La lluvia seguía azotándole el rostro. Estaba empapado, lleno de barro y el cuello y el mentón le sangraban a consecuencia del contacto con el alambre y en la cabeza se le iba formando un formidable chichón:
Pero Beverly Bates era valeroso y resistente.
Recobrando en parte el conocimiento, algo aturdido aún, se incorporó vacilante y recogió su motocicleta. Aunque el asiento estaba lleno de barro y mojado, la máquina se hallaba en buenas condiciones, y tras uno o dos intentos pudo ponerla en marcha.
Descendió serpenteando por la carretera como borracho, y continuó la marcha.
El resto de sus camaradas, salieron uno a uno de la sala de mandos y regresaron poco después, armados todos con sus respectivas pistolas automáticas.

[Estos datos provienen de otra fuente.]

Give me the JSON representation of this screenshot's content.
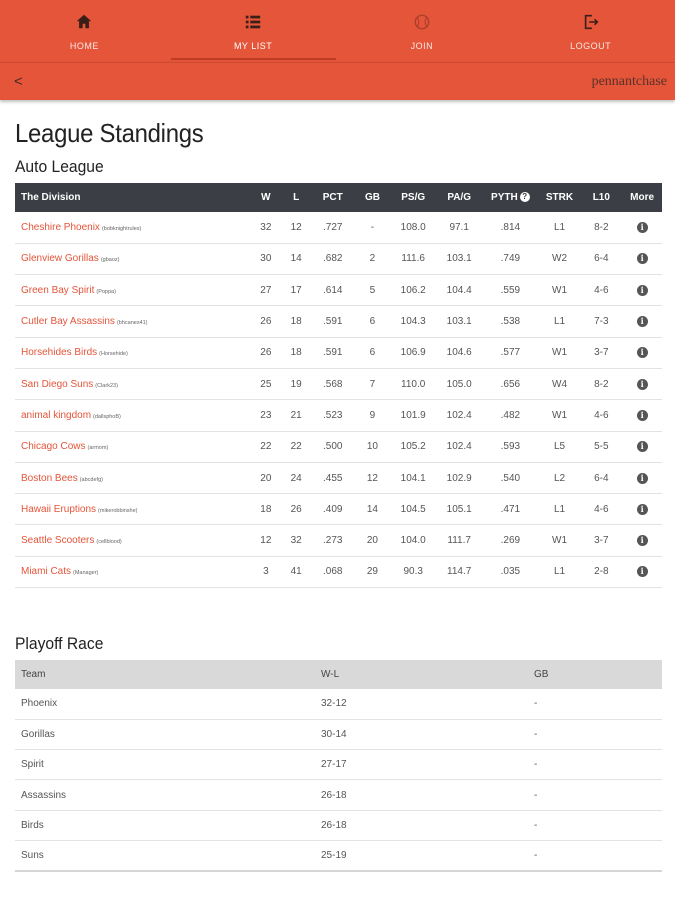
{
  "nav": [
    {
      "label": "HOME",
      "icon": "home-icon",
      "active": false
    },
    {
      "label": "MY LIST",
      "icon": "list-icon",
      "active": true
    },
    {
      "label": "JOIN",
      "icon": "baseball-icon",
      "active": false
    },
    {
      "label": "LOGOUT",
      "icon": "logout-icon",
      "active": false
    }
  ],
  "subbar": {
    "back": "<",
    "brand": "pennantchase"
  },
  "page_title": "League Standings",
  "league_name": "Auto League",
  "colors": {
    "accent": "#e4553a",
    "header_dark": "#3b3f45",
    "header_light": "#d9d9d9"
  },
  "standings": {
    "headers": [
      "The Division",
      "W",
      "L",
      "PCT",
      "GB",
      "PS/G",
      "PA/G",
      "PYTH",
      "STRK",
      "L10",
      "More"
    ],
    "rows": [
      {
        "team": "Cheshire Phoenix",
        "owner": "(bobknightrules)",
        "w": "32",
        "l": "12",
        "pct": ".727",
        "gb": "-",
        "psg": "108.0",
        "pag": "97.1",
        "pyth": ".814",
        "strk": "L1",
        "l10": "8-2"
      },
      {
        "team": "Glenview Gorillas",
        "owner": "(gbaoz)",
        "w": "30",
        "l": "14",
        "pct": ".682",
        "gb": "2",
        "psg": "111.6",
        "pag": "103.1",
        "pyth": ".749",
        "strk": "W2",
        "l10": "6-4"
      },
      {
        "team": "Green Bay Spirit",
        "owner": "(Poppa)",
        "w": "27",
        "l": "17",
        "pct": ".614",
        "gb": "5",
        "psg": "106.2",
        "pag": "104.4",
        "pyth": ".559",
        "strk": "W1",
        "l10": "4-6"
      },
      {
        "team": "Cutler Bay Assassins",
        "owner": "(bhcanes41)",
        "w": "26",
        "l": "18",
        "pct": ".591",
        "gb": "6",
        "psg": "104.3",
        "pag": "103.1",
        "pyth": ".538",
        "strk": "L1",
        "l10": "7-3"
      },
      {
        "team": "Horsehides Birds",
        "owner": "(Horsehide)",
        "w": "26",
        "l": "18",
        "pct": ".591",
        "gb": "6",
        "psg": "106.9",
        "pag": "104.6",
        "pyth": ".577",
        "strk": "W1",
        "l10": "3-7"
      },
      {
        "team": "San Diego Suns",
        "owner": "(Clark23)",
        "w": "25",
        "l": "19",
        "pct": ".568",
        "gb": "7",
        "psg": "110.0",
        "pag": "105.0",
        "pyth": ".656",
        "strk": "W4",
        "l10": "8-2"
      },
      {
        "team": "animal kingdom",
        "owner": "(dallsphoB)",
        "w": "23",
        "l": "21",
        "pct": ".523",
        "gb": "9",
        "psg": "101.9",
        "pag": "102.4",
        "pyth": ".482",
        "strk": "W1",
        "l10": "4-6"
      },
      {
        "team": "Chicago Cows",
        "owner": "(armom)",
        "w": "22",
        "l": "22",
        "pct": ".500",
        "gb": "10",
        "psg": "105.2",
        "pag": "102.4",
        "pyth": ".593",
        "strk": "L5",
        "l10": "5-5"
      },
      {
        "team": "Boston Bees",
        "owner": "(abcdefg)",
        "w": "20",
        "l": "24",
        "pct": ".455",
        "gb": "12",
        "psg": "104.1",
        "pag": "102.9",
        "pyth": ".540",
        "strk": "L2",
        "l10": "6-4"
      },
      {
        "team": "Hawaii Eruptions",
        "owner": "(mikerobbinshe)",
        "w": "18",
        "l": "26",
        "pct": ".409",
        "gb": "14",
        "psg": "104.5",
        "pag": "105.1",
        "pyth": ".471",
        "strk": "L1",
        "l10": "4-6"
      },
      {
        "team": "Seattle Scooters",
        "owner": "(cellblood)",
        "w": "12",
        "l": "32",
        "pct": ".273",
        "gb": "20",
        "psg": "104.0",
        "pag": "111.7",
        "pyth": ".269",
        "strk": "W1",
        "l10": "3-7"
      },
      {
        "team": "Miami Cats",
        "owner": "(Manager)",
        "w": "3",
        "l": "41",
        "pct": ".068",
        "gb": "29",
        "psg": "90.3",
        "pag": "114.7",
        "pyth": ".035",
        "strk": "L1",
        "l10": "2-8"
      }
    ]
  },
  "playoff": {
    "title": "Playoff Race",
    "headers": [
      "Team",
      "W-L",
      "GB"
    ],
    "rows": [
      {
        "team": "Phoenix",
        "wl": "32-12",
        "gb": "-"
      },
      {
        "team": "Gorillas",
        "wl": "30-14",
        "gb": "-"
      },
      {
        "team": "Spirit",
        "wl": "27-17",
        "gb": "-"
      },
      {
        "team": "Assassins",
        "wl": "26-18",
        "gb": "-"
      },
      {
        "team": "Birds",
        "wl": "26-18",
        "gb": "-"
      },
      {
        "team": "Suns",
        "wl": "25-19",
        "gb": "-"
      }
    ]
  }
}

En sus rostros se veía una decisión que nada bueno auguraba para el intruso que se metiese en el aeródromo.
Cy Hawkins llamó la atención de sus compañeros para que observasen la aguja registradora.
Los aviadores se agolparon a su alrededor mientras él señalaba la delgada línea de tinta.
El gráfico señalaba que el misterioso visitante había regresado, que su motor permaneció silencioso unos quince minutos y que en aquel momento su trepidación desaparecía en la distancia.
—¡Qué cosas más raras! —comentó Bill Barnes, observando con ojos entornados la aguja—. Será mejor que echemos un vistazo a los hangares. Pero antes me voy a poner un impermeable.
Miró a su alrededor buscando al joven Sandbag Sanders. No se veía el menor rastro del muchacho.
—¿Dónde diablos estará ese chiquillo? —murmuró el aviador.